The bus ride was long, bumpy, and quiet. The Waziri family watched Turkey’s verdant landscape go by in silence. They were leaving behind a life they’d come to enjoy, days that passed with the comforting rhythm of a drumbeat. Again, Madar-jan was leading them into an unknown.
It was a day’s journey to Izmir, on Turkey’s western shore. When they neared Izmir’s port, Saleem’s senses were hit with the briny air, a smell unfamiliar to his landlocked nose. He looked at the others. Their eyes shimmered, reflecting the glimmering turquoise waters. The sea, a place where sunlight bounced from here to there, from water to the hull of a ship to the wings of a seagull. Samira smiled, the sun warming her face. Fereiba stroked her daughter’s hair. It was a brief moment of joy, but one that gave them reason to press on.
Saleem found a ticket booth and purchased one-way rides for the entire family. The ticket agent, busy chatting with the agent in the adjacent booth, barely looked at their passports. He waved Saleem off when he inquired about a ticket for Aziz.
Tickets in hand, they turned again to the cerulean expanse and marveled at the enormous ships docked there. Never before had they seen waters bigger than a river.
“Water is roshanee, it is light. To be surrounded by so much of it . . .” Fereiba let the sea air fill her lungs. “This must mean something good for us.”
Her family needed the light of good fortune.
The ticket agent had pointed out a navy blue ferry, a building afloat. Saleem’s stomach leaped with boyish excitement. He led his mother and siblings to the pier to claim their seats. The wind cast a microshower of cool droplets on their cheeks. Samira’s hair flew into her face and she giggled trying to brush it away. Saleem and his mother paused. It had been a lifetime since they’d heard that laughter.

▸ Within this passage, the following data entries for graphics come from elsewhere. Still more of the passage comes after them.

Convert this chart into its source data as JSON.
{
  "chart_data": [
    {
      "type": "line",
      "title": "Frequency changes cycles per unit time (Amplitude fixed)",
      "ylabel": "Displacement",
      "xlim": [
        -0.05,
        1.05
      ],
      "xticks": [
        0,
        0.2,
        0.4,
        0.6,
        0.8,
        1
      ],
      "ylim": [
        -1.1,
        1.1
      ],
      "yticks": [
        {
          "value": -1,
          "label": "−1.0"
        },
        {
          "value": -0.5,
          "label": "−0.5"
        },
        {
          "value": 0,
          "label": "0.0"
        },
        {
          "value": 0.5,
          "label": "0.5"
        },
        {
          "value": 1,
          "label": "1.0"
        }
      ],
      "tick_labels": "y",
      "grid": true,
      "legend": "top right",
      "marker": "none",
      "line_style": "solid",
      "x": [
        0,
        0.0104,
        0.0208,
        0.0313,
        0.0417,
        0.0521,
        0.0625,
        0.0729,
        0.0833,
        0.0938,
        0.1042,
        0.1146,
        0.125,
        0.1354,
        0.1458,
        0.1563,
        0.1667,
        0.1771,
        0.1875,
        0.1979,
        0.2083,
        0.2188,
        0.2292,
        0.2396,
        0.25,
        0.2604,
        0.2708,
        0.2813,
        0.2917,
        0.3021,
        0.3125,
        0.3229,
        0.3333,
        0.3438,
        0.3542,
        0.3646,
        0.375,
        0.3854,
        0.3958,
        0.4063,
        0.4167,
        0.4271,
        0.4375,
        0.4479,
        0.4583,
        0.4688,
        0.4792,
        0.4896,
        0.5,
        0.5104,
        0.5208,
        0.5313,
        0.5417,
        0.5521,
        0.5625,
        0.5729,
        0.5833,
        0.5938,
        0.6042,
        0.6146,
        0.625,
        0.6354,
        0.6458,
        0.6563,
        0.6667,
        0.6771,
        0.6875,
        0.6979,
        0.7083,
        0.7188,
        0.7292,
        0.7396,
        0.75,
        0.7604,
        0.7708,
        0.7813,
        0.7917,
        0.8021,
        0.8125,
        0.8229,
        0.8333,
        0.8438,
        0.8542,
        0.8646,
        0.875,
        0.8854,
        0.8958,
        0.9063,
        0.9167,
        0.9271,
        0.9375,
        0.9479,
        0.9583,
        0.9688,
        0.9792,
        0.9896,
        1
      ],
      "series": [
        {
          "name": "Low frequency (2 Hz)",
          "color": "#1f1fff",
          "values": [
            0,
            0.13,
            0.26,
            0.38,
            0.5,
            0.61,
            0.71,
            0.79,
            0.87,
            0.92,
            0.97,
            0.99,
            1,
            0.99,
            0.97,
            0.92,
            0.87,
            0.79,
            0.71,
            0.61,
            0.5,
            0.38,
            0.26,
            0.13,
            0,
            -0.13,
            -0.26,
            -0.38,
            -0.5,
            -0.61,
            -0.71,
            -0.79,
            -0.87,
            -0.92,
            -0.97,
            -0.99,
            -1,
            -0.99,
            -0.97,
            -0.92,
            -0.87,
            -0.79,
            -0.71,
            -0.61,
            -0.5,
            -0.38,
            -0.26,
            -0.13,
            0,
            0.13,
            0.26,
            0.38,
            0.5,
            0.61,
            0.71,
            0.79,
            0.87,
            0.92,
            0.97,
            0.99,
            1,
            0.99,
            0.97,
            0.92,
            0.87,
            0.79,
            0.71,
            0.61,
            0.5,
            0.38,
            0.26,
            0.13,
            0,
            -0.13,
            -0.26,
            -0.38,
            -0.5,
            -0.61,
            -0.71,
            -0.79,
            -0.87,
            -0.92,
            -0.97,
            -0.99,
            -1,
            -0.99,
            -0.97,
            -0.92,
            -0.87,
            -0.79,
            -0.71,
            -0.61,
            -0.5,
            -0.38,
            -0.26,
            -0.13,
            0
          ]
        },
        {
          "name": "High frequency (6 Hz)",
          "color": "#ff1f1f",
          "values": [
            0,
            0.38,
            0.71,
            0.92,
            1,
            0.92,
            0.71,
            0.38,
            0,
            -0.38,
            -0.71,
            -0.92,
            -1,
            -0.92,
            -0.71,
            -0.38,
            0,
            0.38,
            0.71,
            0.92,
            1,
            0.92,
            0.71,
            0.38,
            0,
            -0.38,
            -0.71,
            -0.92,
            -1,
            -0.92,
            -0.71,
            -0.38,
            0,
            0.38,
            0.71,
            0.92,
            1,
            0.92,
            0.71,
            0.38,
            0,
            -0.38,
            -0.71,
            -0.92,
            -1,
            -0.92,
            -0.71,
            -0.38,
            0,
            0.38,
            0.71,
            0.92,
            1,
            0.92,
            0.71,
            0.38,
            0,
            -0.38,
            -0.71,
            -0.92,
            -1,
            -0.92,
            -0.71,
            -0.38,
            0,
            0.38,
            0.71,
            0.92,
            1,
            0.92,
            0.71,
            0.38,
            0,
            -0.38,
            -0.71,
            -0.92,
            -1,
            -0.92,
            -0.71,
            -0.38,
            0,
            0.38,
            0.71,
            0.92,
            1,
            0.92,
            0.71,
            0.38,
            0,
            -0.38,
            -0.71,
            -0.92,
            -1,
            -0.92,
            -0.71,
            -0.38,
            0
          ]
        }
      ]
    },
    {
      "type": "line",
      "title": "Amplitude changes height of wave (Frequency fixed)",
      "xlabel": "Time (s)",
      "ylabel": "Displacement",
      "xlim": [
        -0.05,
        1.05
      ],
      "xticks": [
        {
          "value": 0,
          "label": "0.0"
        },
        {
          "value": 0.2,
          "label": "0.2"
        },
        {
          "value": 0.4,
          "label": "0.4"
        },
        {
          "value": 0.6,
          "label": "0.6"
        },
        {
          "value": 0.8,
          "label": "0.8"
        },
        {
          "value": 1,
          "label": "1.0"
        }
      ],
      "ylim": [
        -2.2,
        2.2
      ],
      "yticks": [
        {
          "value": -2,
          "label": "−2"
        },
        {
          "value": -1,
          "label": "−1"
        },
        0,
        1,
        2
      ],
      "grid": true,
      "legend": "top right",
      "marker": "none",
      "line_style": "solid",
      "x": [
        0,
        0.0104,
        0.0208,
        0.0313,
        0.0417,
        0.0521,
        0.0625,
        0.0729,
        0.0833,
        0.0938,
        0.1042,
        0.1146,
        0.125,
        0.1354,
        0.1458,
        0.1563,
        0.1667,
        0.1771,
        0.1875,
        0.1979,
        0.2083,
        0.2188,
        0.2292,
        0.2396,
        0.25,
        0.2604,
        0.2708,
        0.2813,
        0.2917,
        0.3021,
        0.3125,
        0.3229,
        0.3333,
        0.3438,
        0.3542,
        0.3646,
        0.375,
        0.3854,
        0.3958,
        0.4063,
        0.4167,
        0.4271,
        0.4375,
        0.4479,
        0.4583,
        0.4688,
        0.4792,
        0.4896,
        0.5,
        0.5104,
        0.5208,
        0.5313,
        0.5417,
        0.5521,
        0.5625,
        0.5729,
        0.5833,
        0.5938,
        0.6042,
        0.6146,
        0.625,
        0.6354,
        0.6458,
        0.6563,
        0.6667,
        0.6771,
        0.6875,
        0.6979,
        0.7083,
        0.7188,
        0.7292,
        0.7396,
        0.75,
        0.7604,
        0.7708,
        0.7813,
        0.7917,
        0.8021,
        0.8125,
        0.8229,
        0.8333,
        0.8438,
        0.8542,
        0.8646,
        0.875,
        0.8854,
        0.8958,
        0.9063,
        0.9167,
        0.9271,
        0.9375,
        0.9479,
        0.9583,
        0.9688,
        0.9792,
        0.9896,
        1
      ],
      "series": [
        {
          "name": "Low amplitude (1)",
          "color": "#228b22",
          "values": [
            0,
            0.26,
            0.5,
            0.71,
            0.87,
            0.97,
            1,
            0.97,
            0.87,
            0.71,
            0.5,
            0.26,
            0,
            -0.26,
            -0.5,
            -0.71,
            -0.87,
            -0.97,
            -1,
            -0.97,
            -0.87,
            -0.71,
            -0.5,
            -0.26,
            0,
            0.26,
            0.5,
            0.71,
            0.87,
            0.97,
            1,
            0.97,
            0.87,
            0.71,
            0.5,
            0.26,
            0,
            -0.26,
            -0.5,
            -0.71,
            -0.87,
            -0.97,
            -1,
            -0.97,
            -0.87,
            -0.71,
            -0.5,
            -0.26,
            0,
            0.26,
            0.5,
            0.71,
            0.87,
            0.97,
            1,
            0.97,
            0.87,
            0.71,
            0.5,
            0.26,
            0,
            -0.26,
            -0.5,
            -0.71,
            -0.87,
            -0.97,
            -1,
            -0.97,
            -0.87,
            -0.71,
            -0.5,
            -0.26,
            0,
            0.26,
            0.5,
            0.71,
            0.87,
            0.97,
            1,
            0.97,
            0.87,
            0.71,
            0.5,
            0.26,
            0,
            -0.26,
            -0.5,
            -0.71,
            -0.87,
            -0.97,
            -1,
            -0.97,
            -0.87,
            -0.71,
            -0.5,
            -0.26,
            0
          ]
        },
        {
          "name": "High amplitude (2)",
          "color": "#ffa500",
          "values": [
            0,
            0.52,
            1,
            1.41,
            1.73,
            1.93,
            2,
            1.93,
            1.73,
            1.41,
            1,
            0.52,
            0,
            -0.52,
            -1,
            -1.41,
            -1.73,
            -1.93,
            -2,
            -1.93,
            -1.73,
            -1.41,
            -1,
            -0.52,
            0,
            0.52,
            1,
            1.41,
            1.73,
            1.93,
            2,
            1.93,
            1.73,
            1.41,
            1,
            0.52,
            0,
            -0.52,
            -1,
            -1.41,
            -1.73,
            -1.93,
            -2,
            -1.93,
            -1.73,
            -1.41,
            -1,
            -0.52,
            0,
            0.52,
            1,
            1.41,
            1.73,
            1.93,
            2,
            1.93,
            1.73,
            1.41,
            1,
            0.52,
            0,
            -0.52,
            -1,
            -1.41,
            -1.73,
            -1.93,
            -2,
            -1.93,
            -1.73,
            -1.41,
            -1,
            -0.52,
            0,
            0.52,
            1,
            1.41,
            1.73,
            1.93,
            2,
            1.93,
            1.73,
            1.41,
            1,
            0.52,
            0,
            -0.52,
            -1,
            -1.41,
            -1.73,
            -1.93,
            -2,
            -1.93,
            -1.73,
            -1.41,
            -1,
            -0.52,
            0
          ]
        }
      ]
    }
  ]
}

Choppy waves lapped at the boat, and Saleem and Samira leaned over the rails to get that much closer to the ocean. The ride was too short and well before they’d had their fill, the crew announced their arrival in Chios, a Greek island where the Waziri family was to catch yet another ferry to Athens.
Surrounded by tourists in shorts and backpacks and commuting Greeks, Saleem and his family hoisted their bags over their shoulders and tried their best to look inconspicuous. Each leg of their journey had a checkpoint, a place where their pounding heartbeats and falsified documents could give them away.
But entering Greece turned out to be much easier than they’d anticipated, and they were soon on the next ferry. Chios to Athens was a longer journey, more opportunity for Fereiba to soak in the vast waters and pray they would herald brighter days. Eight hours later, they reached the port of Piraeus, and nerves began to kick in again. Samira had fallen asleep, her head resting on Saleem’s shoulder. Madar-jan bit her lip nervously as they neared the dock.
The men in uniforms standing at the pier ratcheted up the family’s anxiety. Saleem and his mother kept their faces steeled. Saleem’s stomach quivered as if he carried under his shirt a balloon stretched so taut that the slightest movement might cause it to burst, alerting the world to his transgression. They were ushered forward with the crowd. Saleem felt eyes boring into his back, but nothing happened. Soon they were standing amid the flurry of taxis in the port city of Athens.
Turkey has one foot in Europe and the other in Asia. Things will be different in Greece, Hakan had cautioned them. You will be outside the Muslim world, for better or worse.